The Internet of Things (IoT) is envisioned as a paradigm shift, with a plethora of applications, on the premise of well-established enabling technologies; prominently Wireless Sensor Networks (WSNs) and RFIDs. The former has evolved to improve energy efficiency and resilient operation, yet, true scalability has only been recently probed and quite sparsely advancing. Moreover, the traditional approach whereby most WSN platforms are tailored for a single-application to meet a given efficiency metric, imposes significant rigidity in re-utilizing devised platforms for new applications, and limitations on re-using previously deployed ones. In remedy, we present a novel paradigm in WSNs to efficiently utilize network resources, and extend it to a platform for multiple applications to cross utilize resources over multiple WSNs. This paradigm presents a leap in scalability, not only in a WSN, but across multiple ones, with dynamicity to accommodate for varying resources being introduced and removed; in addition to utilizing transient resources in their vicinity. To this end, we present a global architecture to efficiently adopt WSNs in IoT with changing demands and scale. Our approach is further explained and demonstrated via a detailed use case depicting the premise of IoT application.

 

Prof Mohamed-Slim Alouini

Dr. Alouini was born in Tunis, Tunisia. He received the Diplome d’Ingenieur from the École Nationale Supérieure des Télécommunications (TELECOM Paris Tech) and the Diplome d’Etudes Approfondies (D.E.A.) in Electronics from the Université Pierre et Marie Curie in Paris, both in 1993. He received the M.S.E.E. degree from the Georgia Institute of Technology (Georgia Tech) in 1995, and a PhD in Electrical Engineering from California Institute of Technology (Caltech) in 1998. He also received the Habilitation degree from the Université Pierre et Marie Curie in 2003.

Dr.
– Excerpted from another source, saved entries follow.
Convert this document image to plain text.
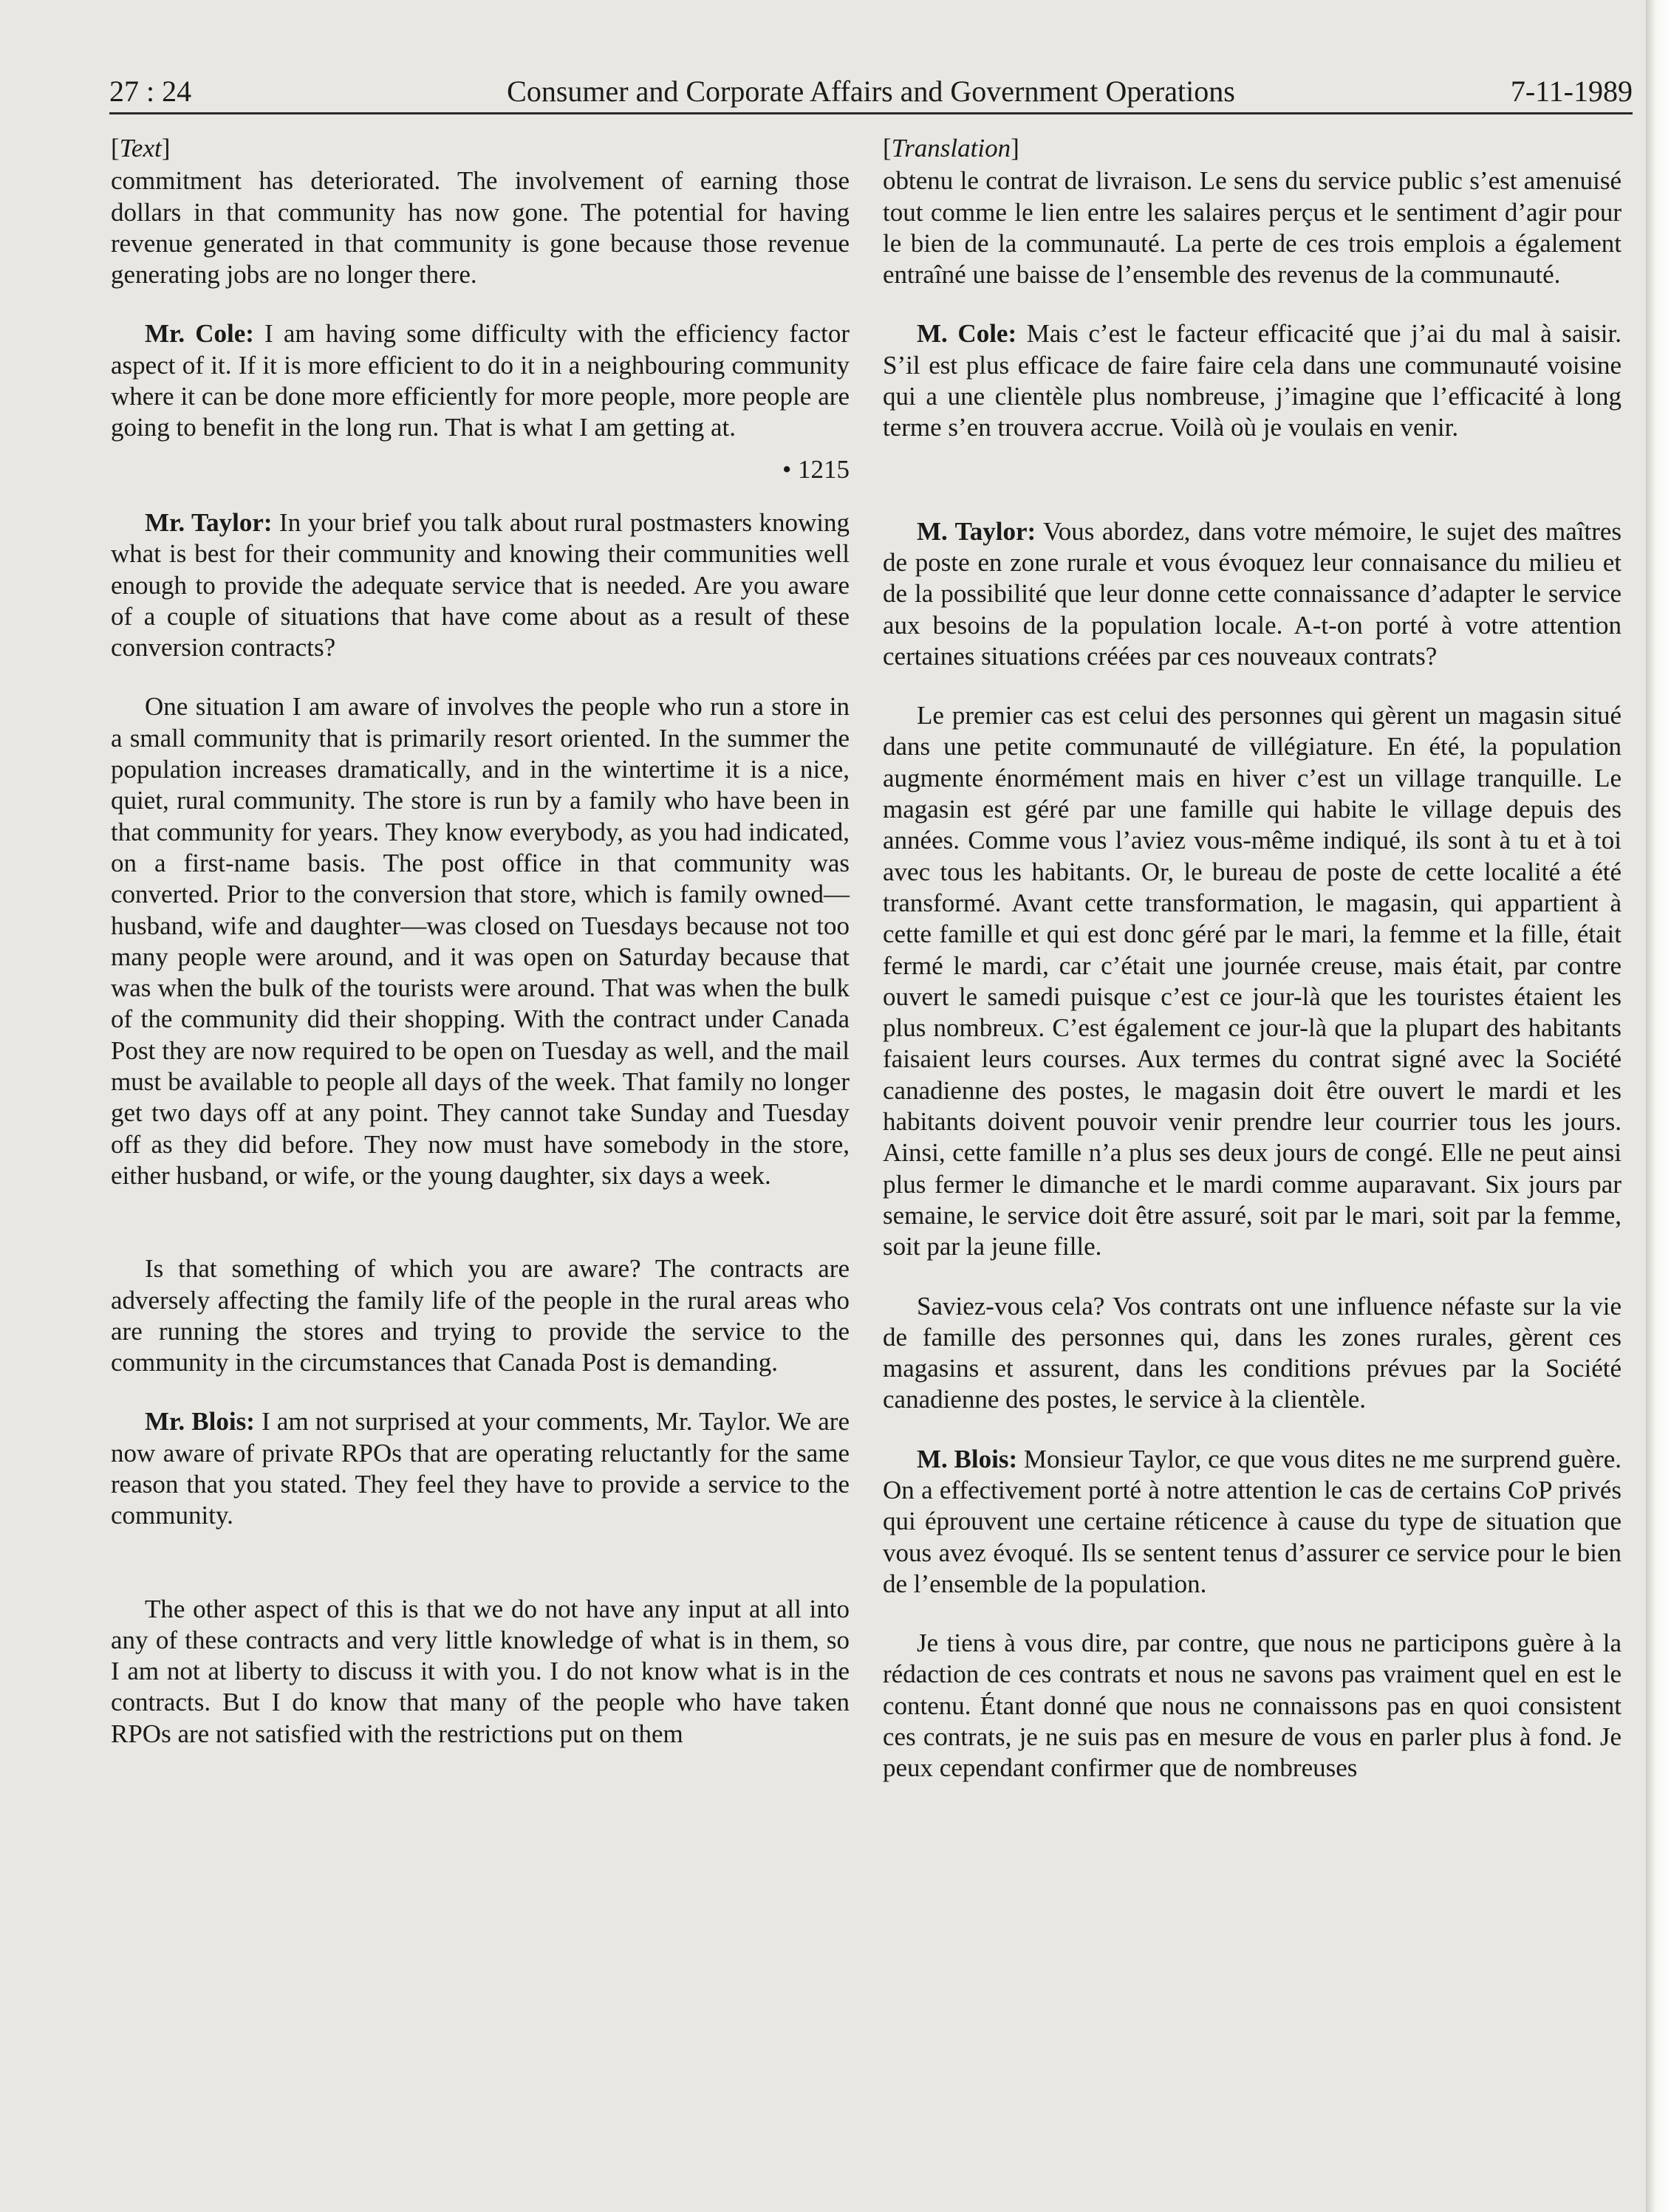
27 : 24	Consumer and Corporate Affairs and Government Operations	7-11-1989

[ Text ]

commitment has deteriorated. The involvement of earning those dollars in that community has now gone. The potential for having revenue generated in that community is gone because those revenue generating jobs are no longer there.

Mr. Cole: I am having some difficulty with the efficiency factor aspect of it. If it is more efficient to do it in a neighbouring community where it can be done more efficiently for more people, more people are going to benefit in the long run. That is what I am getting at.

• 1215

Mr. Taylor: In your brief you talk about rural postmasters knowing what is best for their community and knowing their communities well enough to provide the adequate service that is needed. Are you aware of a couple of situations that have come about as a result of these conversion contracts?

One situation I am aware of involves the people who run a store in a small community that is primarily resort oriented. In the summer the population increases dramatically, and in the wintertime it is a nice, quiet, rural community. The store is run by a family who have been in that community for years. They know everybody, as you had indicated, on a first-name basis. The post office in that community was converted. Prior to the conversion that store, which is family owned—husband, wife and daughter—was closed on Tuesdays because not too many people were around, and it was open on Saturday because that was when the bulk of the tourists were around. That was when the bulk of the community did their shopping. With the contract under Canada Post they are now required to be open on Tuesday as well, and the mail must be available to people all days of the week. That family no longer get two days off at any point. They cannot take Sunday and Tuesday off as they did before. They now must have somebody in the store, either husband, or wife, or the young daughter, six days a week.

Is that something of which you are aware? The contracts are adversely affecting the family life of the people in the rural areas who are running the stores and trying to provide the service to the community in the circumstances that Canada Post is demanding.

Mr. Blois: I am not surprised at your comments, Mr. Taylor. We are now aware of private RPOs that are operating reluctantly for the same reason that you stated. They feel they have to provide a service to the community.

The other aspect of this is that we do not have any input at all into any of these contracts and very little knowledge of what is in them, so I am not at liberty to discuss it with you. I do not know what is in the contracts. But I do know that many of the people who have taken RPOs are not satisfied with the restrictions put on them

[ Translation ]

obtenu le contrat de livraison. Le sens du service public s’est amenuisé tout comme le lien entre les salaires perçus et le sentiment d’agir pour le bien de la communauté. La perte de ces trois emplois a également entraîné une baisse de l’ensemble des revenus de la communauté.

M. Cole: Mais c’est le facteur efficacité que j’ai du mal à saisir. S’il est plus efficace de faire faire cela dans une communauté voisine qui a une clientèle plus nombreuse, j’imagine que l’efficacité à long terme s’en trouvera accrue. Voilà où je voulais en venir.

M. Taylor: Vous abordez, dans votre mémoire, le sujet des maîtres de poste en zone rurale et vous évoquez leur connaisance du milieu et de la possibilité que leur donne cette connaissance d’adapter le service aux besoins de la population locale. A-t-on porté à votre attention certaines situations créées par ces nouveaux contrats?

Le premier cas est celui des personnes qui gèrent un magasin situé dans une petite communauté de villégiature. En été, la population augmente énormément mais en hiver c’est un village tranquille. Le magasin est géré par une famille qui habite le village depuis des années. Comme vous l’aviez vous-même indiqué, ils sont à tu et à toi avec tous les habitants. Or, le bureau de poste de cette localité a été transformé. Avant cette transformation, le magasin, qui appartient à cette famille et qui est donc géré par le mari, la femme et la fille, était fermé le mardi, car c’était une journée creuse, mais était, par contre ouvert le samedi puisque c’est ce jour-là que les touristes étaient les plus nombreux. C’est également ce jour-là que la plupart des habitants faisaient leurs courses. Aux termes du contrat signé avec la Société canadienne des postes, le magasin doit être ouvert le mardi et les habitants doivent pouvoir venir prendre leur courrier tous les jours. Ainsi, cette famille n’a plus ses deux jours de congé. Elle ne peut ainsi plus fermer le dimanche et le mardi comme auparavant. Six jours par semaine, le service doit être assuré, soit par le mari, soit par la femme, soit par la jeune fille.

Saviez-vous cela? Vos contrats ont une influence néfaste sur la vie de famille des personnes qui, dans les zones rurales, gèrent ces magasins et assurent, dans les conditions prévues par la Société canadienne des postes, le service à la clientèle.

M. Blois: Monsieur Taylor, ce que vous dites ne me surprend guère. On a effectivement porté à notre attention le cas de certains CoP privés qui éprouvent une certaine réticence à cause du type de situation que vous avez évoqué. Ils se sentent tenus d’assurer ce service pour le bien de l’ensemble de la population.

Je tiens à vous dire, par contre, que nous ne participons guère à la rédaction de ces contrats et nous ne savons pas vraiment quel en est le contenu. Étant donné que nous ne connaissons pas en quoi consistent ces contrats, je ne suis pas en mesure de vous en parler plus à fond. Je peux cependant confirmer que de nombreuses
Alouini started his academic career at the University of Minnesota in 1998. In 2005, he joined Texas A&M University at Qatar, Doha, and in 2009, he was appointed as Professor of Electrical Engineering at KAUST, Thuwal, Mekkah Province, Saudi Arabia, where he is responsible for research and teaching in the areas of Communication Theory and Applied Probability. More specifically, his research interests include design and performance analysis of diversity combining techniques, MIMO techniques, multi-hop/cooperative communications systems, cognitive radio systems, and multi-resolution, hierarchical and adaptive modulation schemes.

Dr. Alouini has published several papers on the above subjects, and he is co-author of the textbook Digital Communication over Fading Channels published by Wiley Interscience. He is a Fellow of the Institute of Electrical and Electronics Engineers (IEEE), a member of the Thomson ISI Web of Knowledge list of Highly Cited Researchers, and a co-recipient of best paper awards in eight IEEE conferences (including ICC, GLOBECOM, VTC, and PIMRC).


Abstract

Opportunistic Splitting for User Scheduling in a Distributed Manner

The objective of this talk is to present the development of low-feedback, opportunistic schemes with fairness constraints for wireless packet scheduling. More specifically, we consider the problem of opportunistic scheduling a user in a multi-user wireless environment in a distributed manner. The opportunistic splitting algorithm is applied to find the best group of users without reporting the channel state information to the centralized scheduler. We first present a cumulative distribution function-based opportunistic splitting scheme. A score-based splitting algorithm is then presented and is shown to offer the benefits of the previously presented scheme without requiring the users to know their channel distributions. We extend the above mentioned scheduling schemes to practical systems which offer discrete data rates only.